3.    401(k) and 403(b) Plans – Maximize your 401(k) and 403(b) contributions before year end.  In 2009, the maximum tax deductible contribution for each plan is $16,500.  If you are over age 50, you may make a “catch up” contribution of $5,500 for a total of $22,000.  If it is too late to increase your allocations for 2009, be sure to sign up for the maximum reduction that you can afford in 2010.
4.    Roth IRA Conversions – If your modified Adjusted Gross Income (AGI) for 2009 is less than $100,000, you may convert IRA holdings into a Roth IRA.  While the AGI limitation will disappear in 2010, if your 2009 income is lower than normal, it may be wise to convert some IRA funds before the end of 2009.
5.    IRA Charitable Contributions – For those over age 70½, 2009 is the last year in which you can make direct charitable donations of up to $100,000 from your IRA.  If you withdrew this money and then gave it to a charity, your AGI would increase, which could trigger future Medicare premium increases.
6.    Charitable Gifts –If you are inclined to help those less fortunate than yourself, charitable giving will help reduce your taxes.  Any tangible items that you donate must be in at least “good” condition.   Keep a detailed list of the items, their condition and the thrift store value of each item.
7.    Set up a Donor Advised Fund – If your charitable gifts are in cash, consider establishing a Donor Advised Fund.  You can donate long-term appreciated capital assets to the Donor Advised Fund and receive a deduction for the full value of the asset.  Not only will you receive a charitable tax deduction, you will never pay taxes on your capital gains.
8.    Defer Income – The self-employed and some small business owners can elect to invoice customers in January, so they don’t have to include this income in 2009.  However, this may only be wise if you will be in the same or lower tax bracket in 2010.

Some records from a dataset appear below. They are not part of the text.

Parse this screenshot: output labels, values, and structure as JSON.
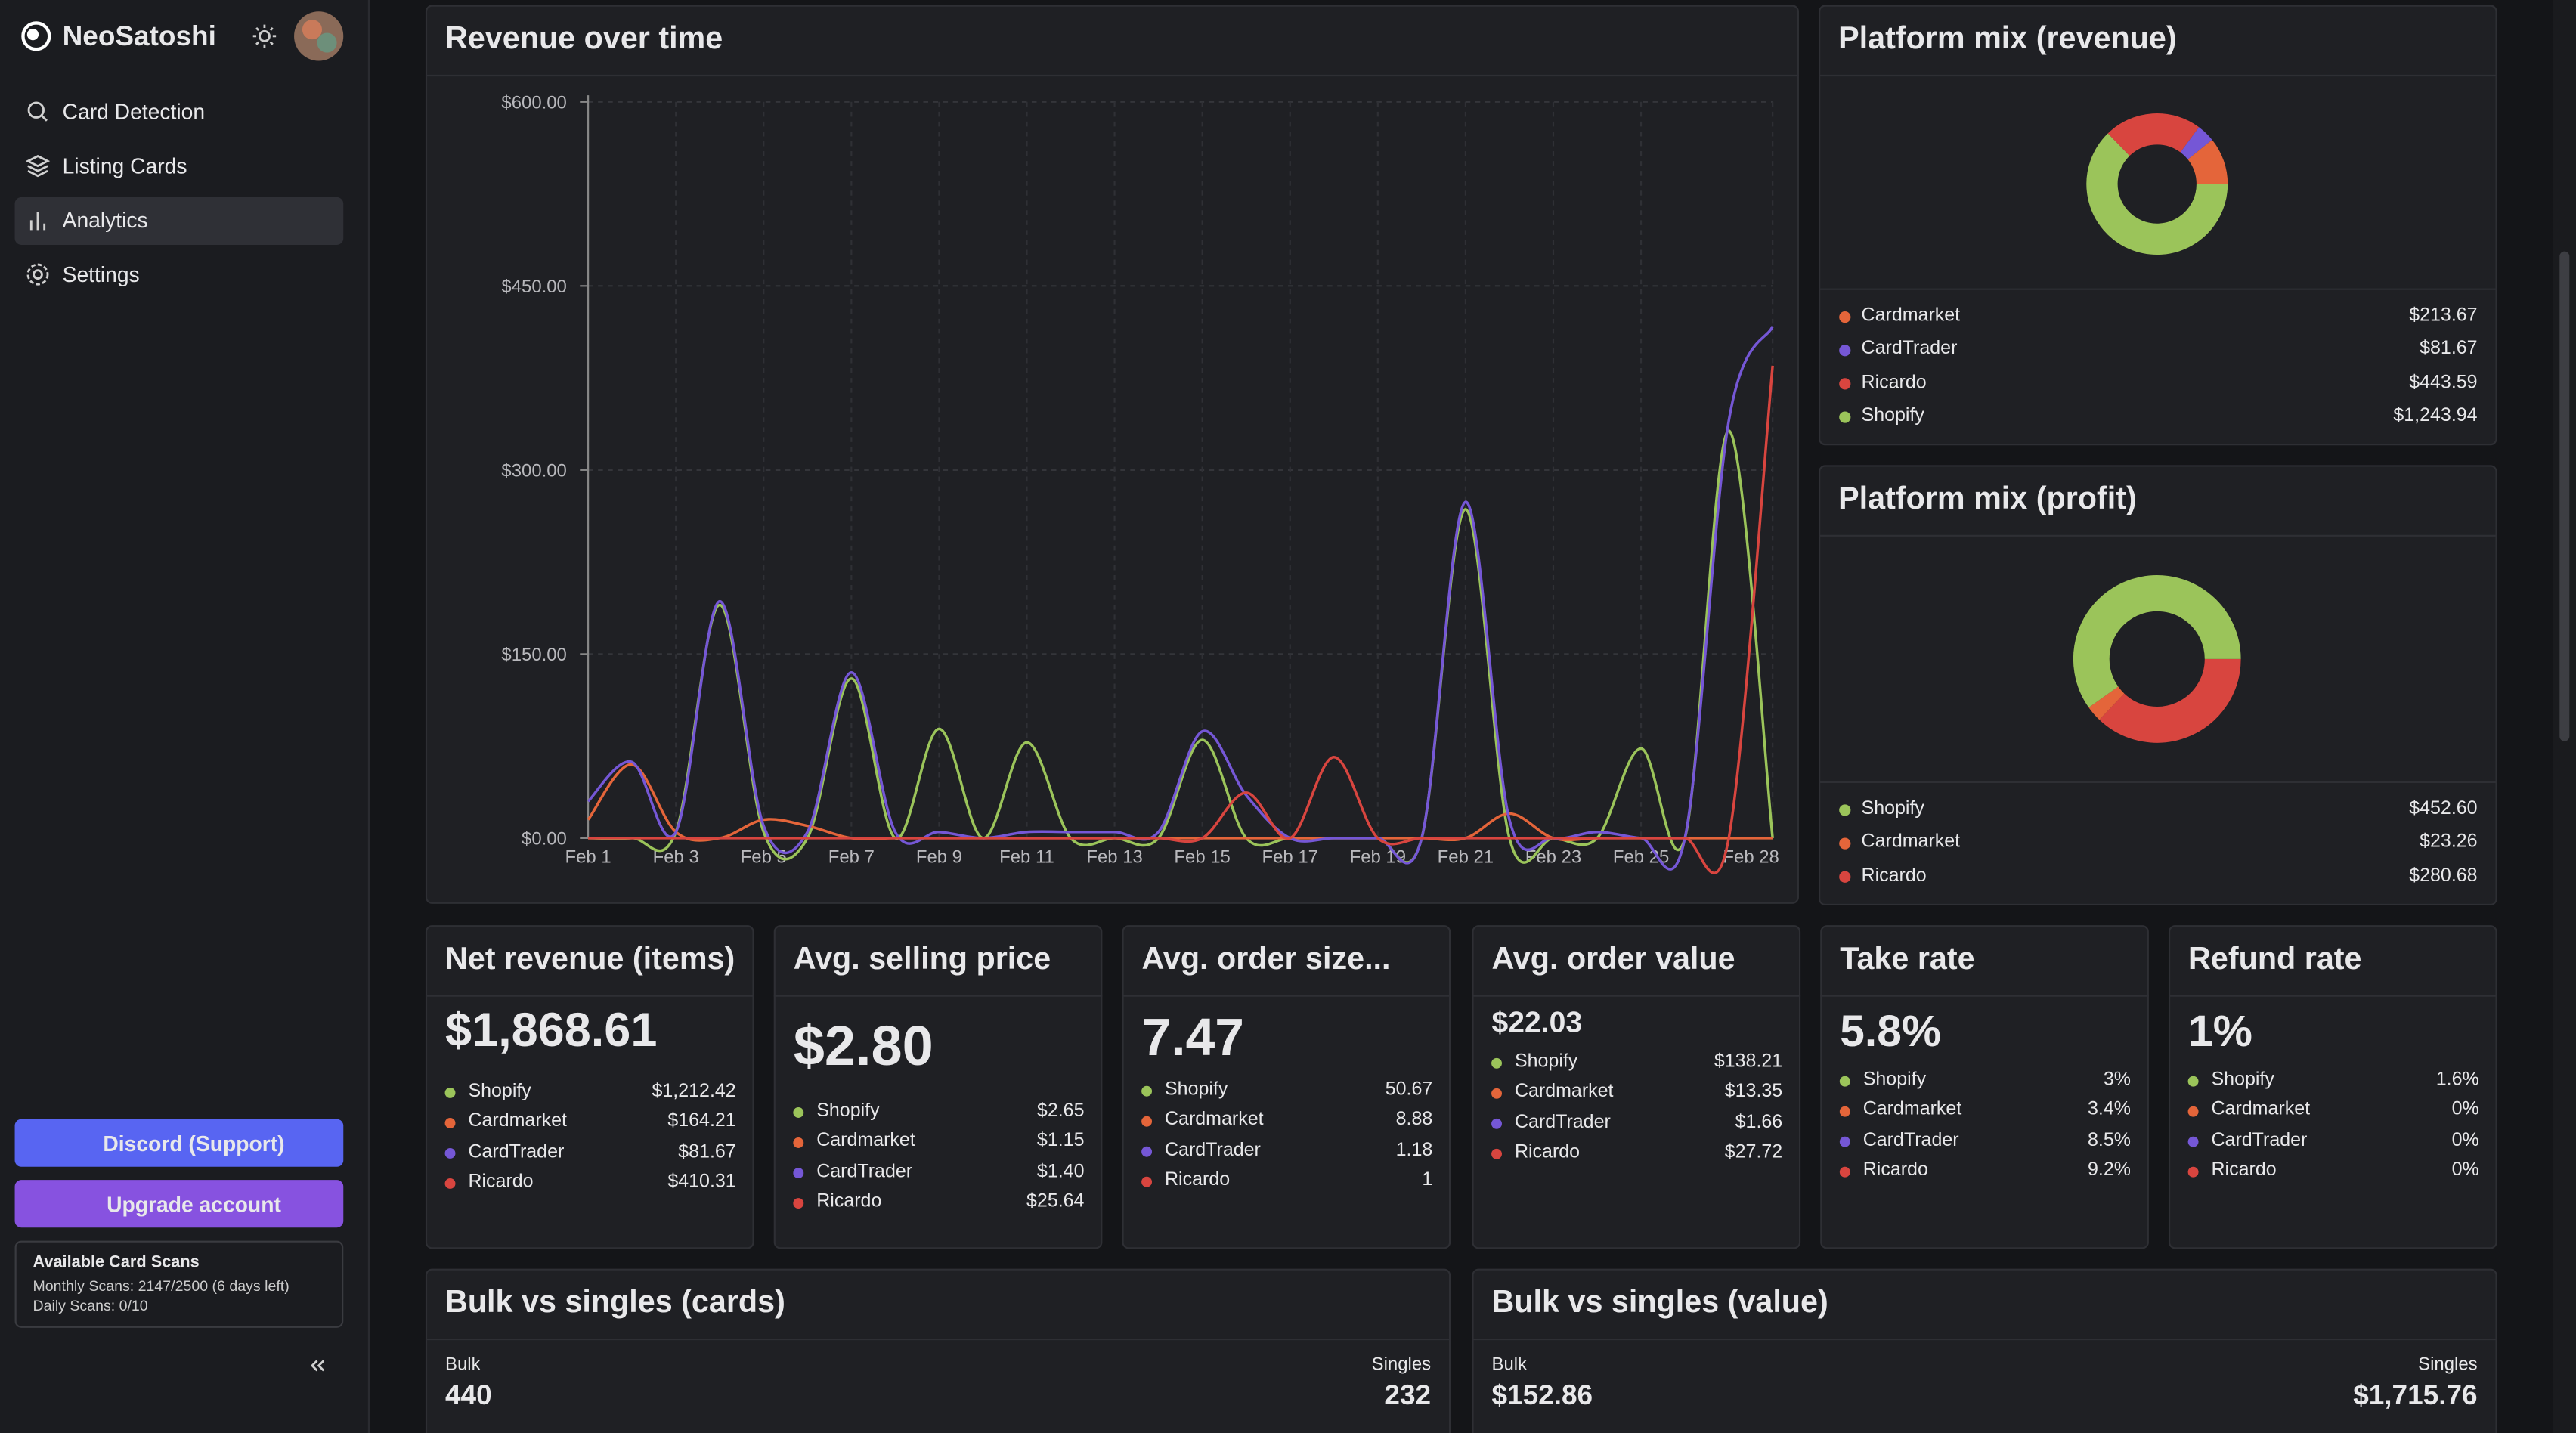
{
  "sidebar": {
    "brand": "NeoSatoshi",
    "nav": [
      "Card Detection",
      "Listing Cards",
      "Analytics",
      "Settings"
    ],
    "discord": "Discord (Support)",
    "upgrade": "Upgrade account",
    "scans": {
      "title": "Available Card Scans",
      "monthly": "Monthly Scans: 2147/2500 (6 days left)",
      "daily": "Daily Scans: 0/10"
    }
  },
  "chart_data": [
    {
      "type": "line",
      "title": "Revenue over time",
      "categories": [
        "Feb 1",
        null,
        "Feb 3",
        null,
        "Feb 5",
        null,
        "Feb 7",
        null,
        "Feb 9",
        null,
        "Feb 11",
        null,
        "Feb 13",
        null,
        "Feb 15",
        null,
        "Feb 17",
        null,
        "Feb 19",
        null,
        "Feb 21",
        null,
        "Feb 23",
        null,
        "Feb 25",
        null,
        null,
        "Feb 28"
      ],
      "ylim": [
        0,
        600
      ],
      "yticks": [
        {
          "value": 0,
          "label": "$0.00"
        },
        {
          "value": 150,
          "label": "$150.00"
        },
        {
          "value": 300,
          "label": "$300.00"
        },
        {
          "value": 450,
          "label": "$450.00"
        },
        {
          "value": 600,
          "label": "$600.00"
        }
      ],
      "grid": true,
      "series": [
        {
          "color": "#9bc45a",
          "values": [
            0,
            0,
            5,
            190,
            5,
            0,
            130,
            0,
            89,
            0,
            78,
            0,
            0,
            0,
            80,
            0,
            0,
            0,
            0,
            0,
            268,
            0,
            0,
            0,
            73,
            0,
            332,
            0
          ]
        },
        {
          "color": "#e4653a",
          "values": [
            15,
            60,
            5,
            0,
            15,
            10,
            0,
            0,
            0,
            0,
            0,
            0,
            0,
            0,
            0,
            0,
            0,
            0,
            0,
            0,
            0,
            20,
            0,
            0,
            0,
            0,
            0,
            0
          ]
        },
        {
          "color": "#7557d6",
          "values": [
            30,
            62,
            5,
            193,
            10,
            5,
            135,
            5,
            5,
            0,
            5,
            5,
            5,
            5,
            87,
            35,
            0,
            0,
            0,
            0,
            274,
            15,
            0,
            5,
            0,
            0,
            340,
            417
          ]
        },
        {
          "color": "#d8453f",
          "values": [
            0,
            0,
            0,
            0,
            0,
            0,
            0,
            0,
            0,
            0,
            0,
            0,
            0,
            0,
            0,
            37,
            0,
            66,
            0,
            0,
            0,
            0,
            0,
            0,
            0,
            0,
            0,
            385
          ]
        }
      ]
    },
    {
      "type": "pie",
      "title": "Platform mix (revenue)",
      "categories": [
        "Cardmarket",
        "CardTrader",
        "Ricardo",
        "Shopify"
      ],
      "values": [
        213.67,
        81.67,
        443.59,
        1243.94
      ],
      "value_labels": [
        "$213.67",
        "$81.67",
        "$443.59",
        "$1,243.94"
      ],
      "colors": [
        "#e4653a",
        "#7557d6",
        "#d8453f",
        "#9bc45a"
      ]
    },
    {
      "type": "pie",
      "title": "Platform mix (profit)",
      "categories": [
        "Shopify",
        "Cardmarket",
        "Ricardo"
      ],
      "values": [
        452.6,
        23.26,
        280.68
      ],
      "value_labels": [
        "$452.60",
        "$23.26",
        "$280.68"
      ],
      "colors": [
        "#9bc45a",
        "#e4653a",
        "#d8453f"
      ]
    }
  ],
  "kpis": [
    {
      "title": "Net revenue (items)",
      "value": "$1,868.61",
      "rows": [
        {
          "name": "Shopify",
          "value": "$1,212.42",
          "color": "#9bc45a"
        },
        {
          "name": "Cardmarket",
          "value": "$164.21",
          "color": "#e4653a"
        },
        {
          "name": "CardTrader",
          "value": "$81.67",
          "color": "#7557d6"
        },
        {
          "name": "Ricardo",
          "value": "$410.31",
          "color": "#d8453f"
        }
      ]
    },
    {
      "title": "Avg. selling price",
      "value": "$2.80",
      "rows": [
        {
          "name": "Shopify",
          "value": "$2.65",
          "color": "#9bc45a"
        },
        {
          "name": "Cardmarket",
          "value": "$1.15",
          "color": "#e4653a"
        },
        {
          "name": "CardTrader",
          "value": "$1.40",
          "color": "#7557d6"
        },
        {
          "name": "Ricardo",
          "value": "$25.64",
          "color": "#d8453f"
        }
      ]
    },
    {
      "title": "Avg. order size...",
      "value": "7.47",
      "rows": [
        {
          "name": "Shopify",
          "value": "50.67",
          "color": "#9bc45a"
        },
        {
          "name": "Cardmarket",
          "value": "8.88",
          "color": "#e4653a"
        },
        {
          "name": "CardTrader",
          "value": "1.18",
          "color": "#7557d6"
        },
        {
          "name": "Ricardo",
          "value": "1",
          "color": "#d8453f"
        }
      ]
    },
    {
      "title": "Avg. order value",
      "value": "$22.03",
      "rows": [
        {
          "name": "Shopify",
          "value": "$138.21",
          "color": "#9bc45a"
        },
        {
          "name": "Cardmarket",
          "value": "$13.35",
          "color": "#e4653a"
        },
        {
          "name": "CardTrader",
          "value": "$1.66",
          "color": "#7557d6"
        },
        {
          "name": "Ricardo",
          "value": "$27.72",
          "color": "#d8453f"
        }
      ]
    },
    {
      "title": "Take rate",
      "value": "5.8%",
      "rows": [
        {
          "name": "Shopify",
          "value": "3%",
          "color": "#9bc45a"
        },
        {
          "name": "Cardmarket",
          "value": "3.4%",
          "color": "#e4653a"
        },
        {
          "name": "CardTrader",
          "value": "8.5%",
          "color": "#7557d6"
        },
        {
          "name": "Ricardo",
          "value": "9.2%",
          "color": "#d8453f"
        }
      ]
    },
    {
      "title": "Refund rate",
      "value": "1%",
      "rows": [
        {
          "name": "Shopify",
          "value": "1.6%",
          "color": "#9bc45a"
        },
        {
          "name": "Cardmarket",
          "value": "0%",
          "color": "#e4653a"
        },
        {
          "name": "CardTrader",
          "value": "0%",
          "color": "#7557d6"
        },
        {
          "name": "Ricardo",
          "value": "0%",
          "color": "#d8453f"
        }
      ]
    }
  ],
  "bulk": [
    {
      "title": "Bulk vs singles (cards)",
      "left_label": "Bulk",
      "left_value": "440",
      "right_label": "Singles",
      "right_value": "232"
    },
    {
      "title": "Bulk vs singles (value)",
      "left_label": "Bulk",
      "left_value": "$152.86",
      "right_label": "Singles",
      "right_value": "$1,715.76"
    }
  ]
}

9.    Adjust Medical Deductions – Since medical deductions are limited to expenses exceeding 7½ % of income, if you have already had high 2009 medical expenses, get any tests, eyeglasses, prescriptions or dental work that you may require during 2009.  If your 2009 medical expenses are low, hold off on these expenses (if possible) until 2010.
10.    Prepay mortgages and state income taxes – If your mortgage payment is due January 1, paying it by December 31 will allow you to deduct the interest in 2009.  Prepaying your state income tax by December 31 will also allow the amount paid to be deducted in 2009.

There are other methods of reducing your 2009 taxes, such as IRA and HSA contributions, that do not require action by December 31.  However, the actions listed above must be done by December 31 if you wish them to apply to your 2009 taxes.